(Reuters) - Sri Lanka cannot afford another sloppy batting display if they are to beat a resurgent Pakistan and record a first World Cup win over their subcontinent rivals on Friday, captain Dimuth Karunaratne said.
In a topsy-turvy affair on Tuesday, Sri Lanka claimed a narrow win over outsiders Afghanistan in Cardiff after the 1996 World Cup winners were bowled out for a modest 201.
It was the second consecutive match in which Sri Lanka’s batting failed to deliver, having been bundled out for 136 in a 10-wicket defeat against New Zealand on Saturday.

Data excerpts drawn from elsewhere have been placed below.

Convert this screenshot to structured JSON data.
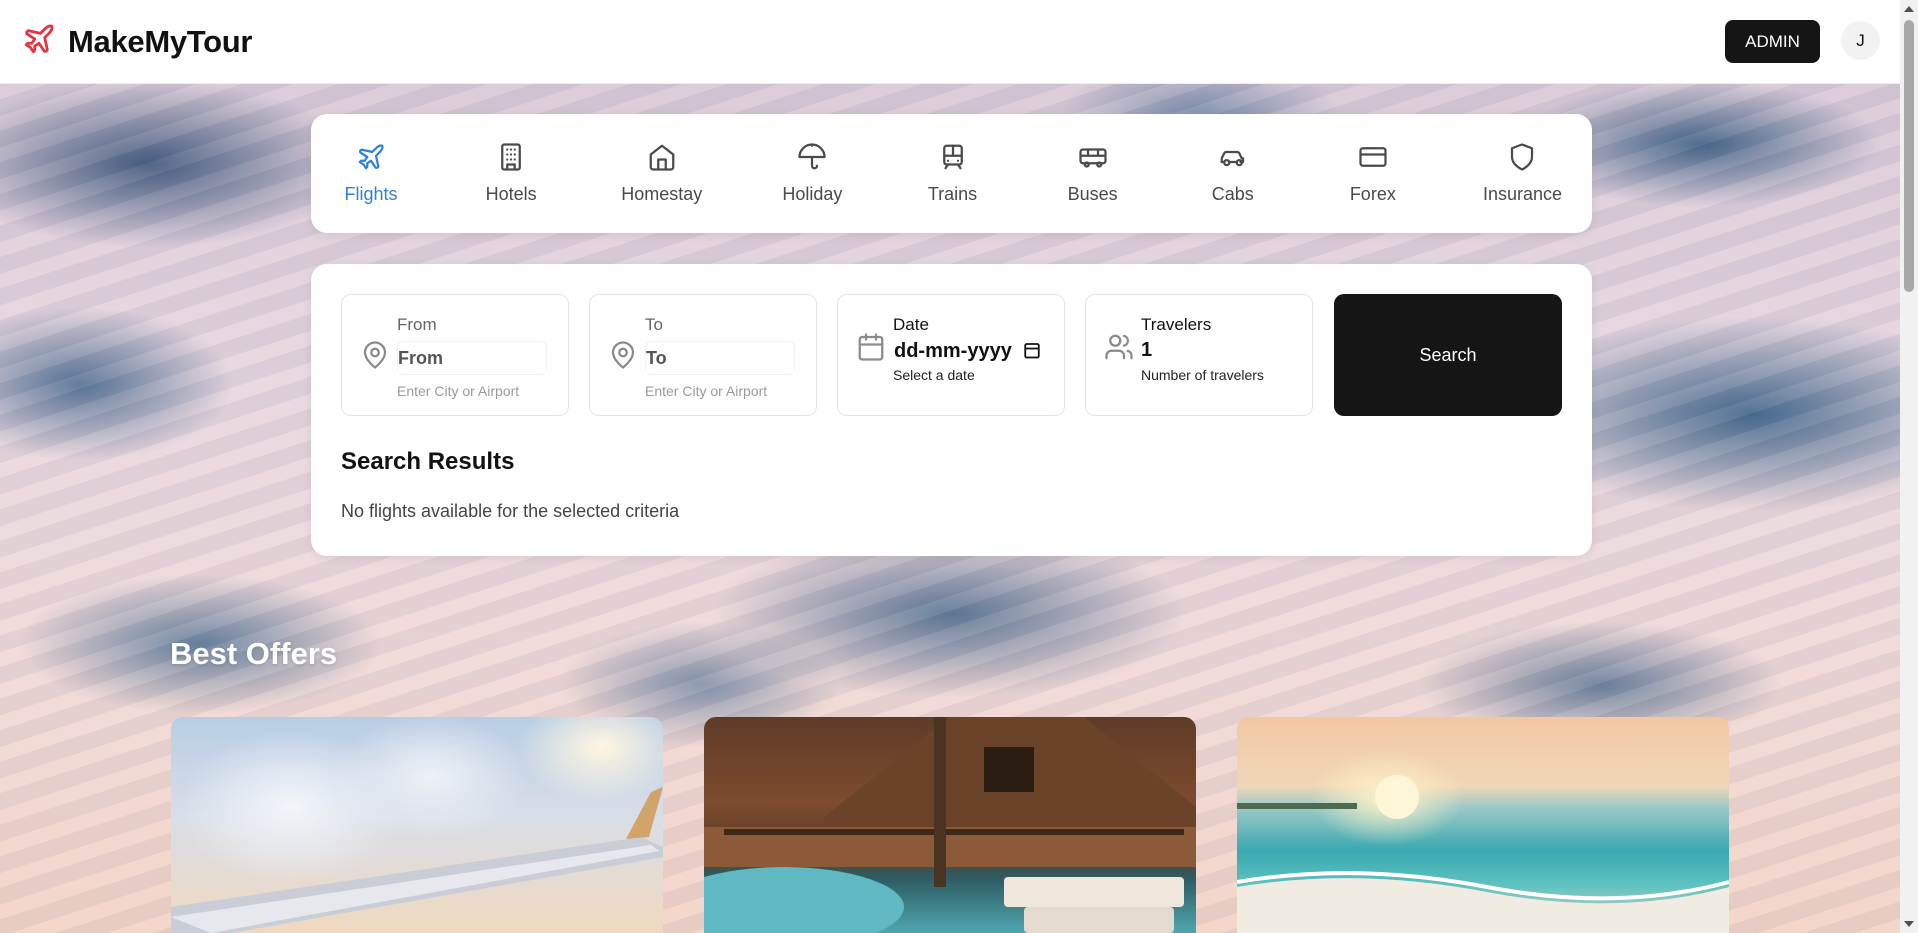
{
  "app": {
    "name": "MakeMyTour"
  },
  "header": {
    "admin_label": "ADMIN",
    "avatar_initial": "J"
  },
  "tabs": [
    {
      "label": "Flights",
      "icon": "plane-icon",
      "active": true
    },
    {
      "label": "Hotels",
      "icon": "building-icon"
    },
    {
      "label": "Homestay",
      "icon": "home-icon"
    },
    {
      "label": "Holiday",
      "icon": "umbrella-icon"
    },
    {
      "label": "Trains",
      "icon": "train-icon"
    },
    {
      "label": "Buses",
      "icon": "bus-icon"
    },
    {
      "label": "Cabs",
      "icon": "car-icon"
    },
    {
      "label": "Forex",
      "icon": "credit-card-icon"
    },
    {
      "label": "Insurance",
      "icon": "shield-icon"
    }
  ],
  "search": {
    "from": {
      "label": "From",
      "placeholder": "From",
      "hint": "Enter City or Airport"
    },
    "to": {
      "label": "To",
      "placeholder": "To",
      "hint": "Enter City or Airport"
    },
    "date": {
      "label": "Date",
      "value": "dd-mm-yyyy",
      "hint": "Select a date"
    },
    "travelers": {
      "label": "Travelers",
      "value": "1",
      "hint": "Number of travelers"
    },
    "button_label": "Search"
  },
  "results": {
    "title": "Search Results",
    "empty_message": "No flights available for the selected criteria"
  },
  "offers": {
    "title": "Best Offers"
  },
  "colors": {
    "accent": "#2f7fe0",
    "brand_red": "#e5333f",
    "dark": "#151515"
  }
}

“I think if you are playing any big team, you have to do the basic things, you have to put some runs on the board and give a chance for the bowlers to take wickets,” Karunaratne told a news conference on Thursday.
“I saw a good team spirit there (against Afghanistan) and the fielding and bowling unit did a good job. Now ... the batting line-up have to put their hands up and do the job.
“If we can put a good total on this wicket, a good flat wicket ... then our bowlers can defend it, I’m pretty sure of that.”
Karunaratne believes that Kusal Perera’s aggressive intent at the top of the order could again prove the difference after the left-hander scored 78 against Afghanistan when pushed to open the innings ahead of Lahiru Thirimanne.
“I know Kusal, what he can do, because I’ve played with him a lot of times,” the Sri Lankan skipper said.
“I want to give him a chance to go for it and give him the licence, a free hand, and then if someone gets out Thirimanne can go there and play the anchor role. I think this is the best batting line-up we can produce.”
Pakistan, who have won all seven of their World Cup encounters against Sri Lanka, arrive at Bristol with a confidence-boosting victory over tournament favourites England.
“We may not have won against Pakistan in the World Cup, but it doesn’t bother us,” Karunaratne said.
“It’s just another one-day international for us, so if we perform well on that day we can win.”